Henrik_Pfluger · July 29, 2008, 7:21pm

Hi,

I have had CPU and memory issues on our Openfire server (running on OpenSUSE 10.2, 2GB RAM) for a few weeks now. So far our solution was to simply restart Openfire every now and then to “solve” the problem. The problems occurred with only little load (100 concurrent users).

We are now trying to give it another shot at really solving the problem.

I have run top and identified a thread consuming about 70% CPU and 2 other threads consuming 20%.

I tried doing a kill -3 openfire-pid to get a stack trace and match it with the thread ids. The problem is, there is no nohup.opt being generated. I have used this command before on the same machine and it worked perfectly. How can I get a stack trace? Could one of the threads be the main thread blocking signals by being busy?

Henrik

Henrik_Pfluger · July 29, 2008, 8:54pm

Ok, I was able to solve this myself. Looks like I accidentally deleted the nohup.out file. So I restarted the server and after a while get the same CPU/memory problem.

The thread I identifed is

“Thread-859” daemon prio=10 tid=0x0891b400 nid=0x79fc runnable [0xc7fa7000…0xc7fa7f30]
java.lang.Thread.State: RUNNABLE
at java.util.Arrays.copyOf(Unknown Source)
at java.lang.AbstractStringBuilder.expandCapacity(Unknown Source)
at java.lang.AbstractStringBuilder.append(Unknown Source)
at java.lang.StringBuilder.append(Unknown Source)
at pl.mn.communicator.packet.HexDump.hexDump(HexDump.java:60)
at pl.mn.communicator.packet.HexDump.hexDump(HexDump.java:30)
at pl.mn.communicator.packet.GGUtils.prettyBytesToString(GGUtils.java:31)
at pl.mn.communicator.packet.handlers.PacketChain.sendToChain(PacketChain.java:74)
at pl.mn.communicator.DefaultConnectionService$ConnectionThread.decodePacket(Defau ltConnectionService.java:412)
at pl.mn.communicator.DefaultConnectionService$ConnectionThread.handleInput(Defaul tConnectionService.java:361)
at pl.mn.communicator.DefaultConnectionService$ConnectionThread.run(DefaultConnect ionService.java:337)

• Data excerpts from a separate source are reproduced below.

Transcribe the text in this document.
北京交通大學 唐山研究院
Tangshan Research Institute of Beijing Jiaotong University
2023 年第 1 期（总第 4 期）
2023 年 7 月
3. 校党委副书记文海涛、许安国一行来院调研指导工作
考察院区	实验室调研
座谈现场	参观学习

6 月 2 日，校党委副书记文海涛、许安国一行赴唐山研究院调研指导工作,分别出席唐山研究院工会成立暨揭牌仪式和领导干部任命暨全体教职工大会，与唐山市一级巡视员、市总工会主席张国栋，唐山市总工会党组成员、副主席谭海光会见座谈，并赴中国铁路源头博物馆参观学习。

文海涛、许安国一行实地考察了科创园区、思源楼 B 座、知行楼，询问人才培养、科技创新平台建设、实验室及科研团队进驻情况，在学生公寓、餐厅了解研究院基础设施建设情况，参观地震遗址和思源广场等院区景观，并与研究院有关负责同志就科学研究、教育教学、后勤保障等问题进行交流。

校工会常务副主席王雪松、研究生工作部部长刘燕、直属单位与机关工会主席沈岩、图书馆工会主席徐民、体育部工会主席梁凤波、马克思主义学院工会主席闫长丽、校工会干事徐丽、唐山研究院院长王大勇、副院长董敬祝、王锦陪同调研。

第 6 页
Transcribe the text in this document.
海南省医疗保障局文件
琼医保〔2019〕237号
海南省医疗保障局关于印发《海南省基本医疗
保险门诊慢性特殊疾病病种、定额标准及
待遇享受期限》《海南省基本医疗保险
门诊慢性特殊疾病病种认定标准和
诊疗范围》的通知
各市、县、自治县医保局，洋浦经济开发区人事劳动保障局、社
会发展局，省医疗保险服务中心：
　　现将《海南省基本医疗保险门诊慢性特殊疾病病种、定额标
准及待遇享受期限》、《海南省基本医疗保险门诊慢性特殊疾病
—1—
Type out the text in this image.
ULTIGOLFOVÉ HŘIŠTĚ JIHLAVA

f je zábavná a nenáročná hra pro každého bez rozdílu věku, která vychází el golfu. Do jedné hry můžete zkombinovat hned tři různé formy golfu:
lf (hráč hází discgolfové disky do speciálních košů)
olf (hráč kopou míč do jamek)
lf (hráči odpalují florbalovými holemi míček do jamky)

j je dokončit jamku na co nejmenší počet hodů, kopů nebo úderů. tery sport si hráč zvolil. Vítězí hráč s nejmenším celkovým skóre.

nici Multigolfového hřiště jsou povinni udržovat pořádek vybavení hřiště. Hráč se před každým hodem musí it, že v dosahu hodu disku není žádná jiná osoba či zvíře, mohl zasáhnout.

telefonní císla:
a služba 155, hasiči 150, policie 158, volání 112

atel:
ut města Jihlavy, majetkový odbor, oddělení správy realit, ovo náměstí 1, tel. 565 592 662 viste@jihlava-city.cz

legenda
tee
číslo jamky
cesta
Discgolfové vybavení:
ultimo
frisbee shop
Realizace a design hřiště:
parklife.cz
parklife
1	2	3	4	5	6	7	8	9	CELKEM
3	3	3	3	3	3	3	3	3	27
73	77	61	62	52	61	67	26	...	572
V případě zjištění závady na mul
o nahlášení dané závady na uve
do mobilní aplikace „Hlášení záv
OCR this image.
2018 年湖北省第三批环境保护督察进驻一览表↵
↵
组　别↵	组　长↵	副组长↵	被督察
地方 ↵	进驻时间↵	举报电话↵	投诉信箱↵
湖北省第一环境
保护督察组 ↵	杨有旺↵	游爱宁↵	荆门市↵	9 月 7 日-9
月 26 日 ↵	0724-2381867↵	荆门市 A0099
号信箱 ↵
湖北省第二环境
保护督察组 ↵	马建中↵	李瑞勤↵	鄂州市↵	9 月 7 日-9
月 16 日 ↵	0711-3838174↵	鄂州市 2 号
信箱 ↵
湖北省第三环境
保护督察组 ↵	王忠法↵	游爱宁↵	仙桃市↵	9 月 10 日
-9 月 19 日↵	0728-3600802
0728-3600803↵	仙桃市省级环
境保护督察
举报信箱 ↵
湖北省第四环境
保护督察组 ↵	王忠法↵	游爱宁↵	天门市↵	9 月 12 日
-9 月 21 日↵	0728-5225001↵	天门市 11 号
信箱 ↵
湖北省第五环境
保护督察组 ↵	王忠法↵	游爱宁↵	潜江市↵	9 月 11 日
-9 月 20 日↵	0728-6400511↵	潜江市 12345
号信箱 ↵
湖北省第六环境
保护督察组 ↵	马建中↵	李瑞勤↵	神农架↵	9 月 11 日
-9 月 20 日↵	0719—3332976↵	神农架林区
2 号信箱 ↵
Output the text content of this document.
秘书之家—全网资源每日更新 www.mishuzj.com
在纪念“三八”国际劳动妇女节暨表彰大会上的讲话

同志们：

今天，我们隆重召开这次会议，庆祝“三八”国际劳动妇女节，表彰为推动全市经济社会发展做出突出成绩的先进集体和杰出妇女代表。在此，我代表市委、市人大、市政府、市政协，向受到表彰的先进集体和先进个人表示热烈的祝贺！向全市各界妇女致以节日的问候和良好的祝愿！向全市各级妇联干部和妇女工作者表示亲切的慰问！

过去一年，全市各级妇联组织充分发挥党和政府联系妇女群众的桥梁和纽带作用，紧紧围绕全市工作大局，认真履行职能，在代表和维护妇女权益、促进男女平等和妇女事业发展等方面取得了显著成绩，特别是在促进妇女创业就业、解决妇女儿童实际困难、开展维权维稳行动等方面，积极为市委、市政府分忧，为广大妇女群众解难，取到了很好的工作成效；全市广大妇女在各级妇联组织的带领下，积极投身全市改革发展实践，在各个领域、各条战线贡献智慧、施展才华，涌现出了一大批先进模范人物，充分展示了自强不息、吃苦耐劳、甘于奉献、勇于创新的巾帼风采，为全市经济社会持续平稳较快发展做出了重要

The other two threads seem to be the garbage collector

“GC task thread#0 (ParallelGC)” prio=10 tid=0x0805f400 nid=0x6796 runnable

“GC task thread#1 (ParallelGC)” prio=10 tid=0x08060400 nid=0x6797 runnable

Looks like the first thread is allocating/freeing lots of memory while keeping the CPU busy. I can see the changing memory consumption on the web console, too. It is jumping from 200MB to 400MB and back in a few seconds.

Anyone have any clue what the thread is doing? Seems like it is having problems with some incoming packets?

Henrik_Pfluger · July 29, 2008, 9:12pm

Looks like this is part of the GaduGadu transport of the gateway. We just disabled GaduGadu support and will see whether this fixes the problem.